Bu sırada hapşırmak isterken burnunun kaşındığını fark etti.
Ben de hastayım… Nasıl savaşmam gerekiyor? Mistik eşyalarım yok ve bir Marionettist olarak güçlü yönlerimi tam olarak ifade edemedim… Gerçekten büyülü bir mantar! Klein, bir binanın içine saklandığında gülse mi ağlasa mı bilemedi.
Aniden, zihni doğal olarak şimdiki görünümünü yansıttığı için vücudunun biraz soğuduğunu hissetti.
Eski üçgen şapkası, koyu kırmızı paltosu, beyaz pantolonu ve siyah çizmeleri ortadan kaybolmuştu. Üzerinde olan tek şey, son haysiyetini korumak için bir çift külottu.
Bu… Otuz dakika doldu. Geçmişten gelen Senor’u çağırma büyüsü sona erdi… Klein düşünmeye başladığında nedenini anında anladı.
Admiral of Blood’ın parçalarıyla kaynaşan o “mantar” da muhtemelen ortadan kayboldu…
Ayrıca, on beş dakika sonra, “balığın” etkileri ortadan kalkacaktır. Onu oluşturan ana unsurdan yoksun olacak…

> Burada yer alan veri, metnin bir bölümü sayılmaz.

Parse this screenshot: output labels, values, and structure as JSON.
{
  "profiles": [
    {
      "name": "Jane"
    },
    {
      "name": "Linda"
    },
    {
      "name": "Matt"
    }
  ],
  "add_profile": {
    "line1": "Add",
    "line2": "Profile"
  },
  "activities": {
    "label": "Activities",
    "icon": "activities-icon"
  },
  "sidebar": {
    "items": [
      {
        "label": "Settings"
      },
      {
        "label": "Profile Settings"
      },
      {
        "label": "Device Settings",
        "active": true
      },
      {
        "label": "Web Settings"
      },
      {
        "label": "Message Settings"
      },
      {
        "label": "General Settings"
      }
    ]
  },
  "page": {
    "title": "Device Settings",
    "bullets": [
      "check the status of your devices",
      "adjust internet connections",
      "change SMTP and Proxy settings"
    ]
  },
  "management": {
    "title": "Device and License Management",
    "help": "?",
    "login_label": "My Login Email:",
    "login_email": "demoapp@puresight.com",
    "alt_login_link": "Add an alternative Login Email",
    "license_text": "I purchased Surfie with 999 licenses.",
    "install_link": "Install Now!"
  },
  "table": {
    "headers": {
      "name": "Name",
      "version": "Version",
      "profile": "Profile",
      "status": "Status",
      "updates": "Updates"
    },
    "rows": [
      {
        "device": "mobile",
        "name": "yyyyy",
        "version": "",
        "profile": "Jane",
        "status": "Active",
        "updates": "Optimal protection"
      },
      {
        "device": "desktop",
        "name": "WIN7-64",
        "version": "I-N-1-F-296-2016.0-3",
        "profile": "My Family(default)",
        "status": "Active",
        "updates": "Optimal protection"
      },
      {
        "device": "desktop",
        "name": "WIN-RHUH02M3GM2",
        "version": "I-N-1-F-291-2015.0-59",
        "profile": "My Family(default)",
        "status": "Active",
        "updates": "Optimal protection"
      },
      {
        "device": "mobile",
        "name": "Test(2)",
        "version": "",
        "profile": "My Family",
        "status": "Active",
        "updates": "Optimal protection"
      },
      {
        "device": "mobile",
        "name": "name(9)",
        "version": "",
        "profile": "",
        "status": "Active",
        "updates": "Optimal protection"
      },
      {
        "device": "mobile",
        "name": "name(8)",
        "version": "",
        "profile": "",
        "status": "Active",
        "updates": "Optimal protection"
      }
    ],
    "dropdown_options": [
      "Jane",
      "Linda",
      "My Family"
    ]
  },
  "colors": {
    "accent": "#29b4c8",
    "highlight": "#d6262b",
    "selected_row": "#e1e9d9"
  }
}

Klein yardım edemedi ama dudaklarını kıvırdı. Hemen alevleri kullandı ve dışarı sıçradı. Gerçekten de, beklediği gibi, devasa “mantar” sapının bir kısmında gülünç bir delik vardı. Ayrıca, düzeltemedi, hızının yavaşlamasına ve engellenmesine neden oldu.
Hadi, saklambaç oynayalım… Klein, devasa “mantar” ile neşeli bir kovalamacaya girmek için alevleri ve binaları kullanarak kasabanın sokaklarında dolaşmaya başladığında sessizce söyledi.
Bu süreçte, kızıl ay hiç netleşmedi.
On dakikadan fazla bir süre sonra, korkunç “mantar” nihayet sokağa yığılırken hareket etme yeteneğini kaybetti.
Klein yavaş ve dikkatli bir şekilde yaklaşırken rahat bir nefes aldı. “Mantarın” etinin ve kanının, ışık noktaları birleştikçe bir araya geldiğini gördü. Kısa süre sonra geriye kalan tek şey ince bir insan derisi eldivendi.
Bu… Sekans 1 meleğinin getirdiği mutasyon nedeniyle, Sürünen Açlık Bay A ile kaynaştı mı? Creeping Hunger’ın yükseltilmiş bir versiyonu mu? Klein, insan derili eldiveni dikkatlice alırken sırtını büktü.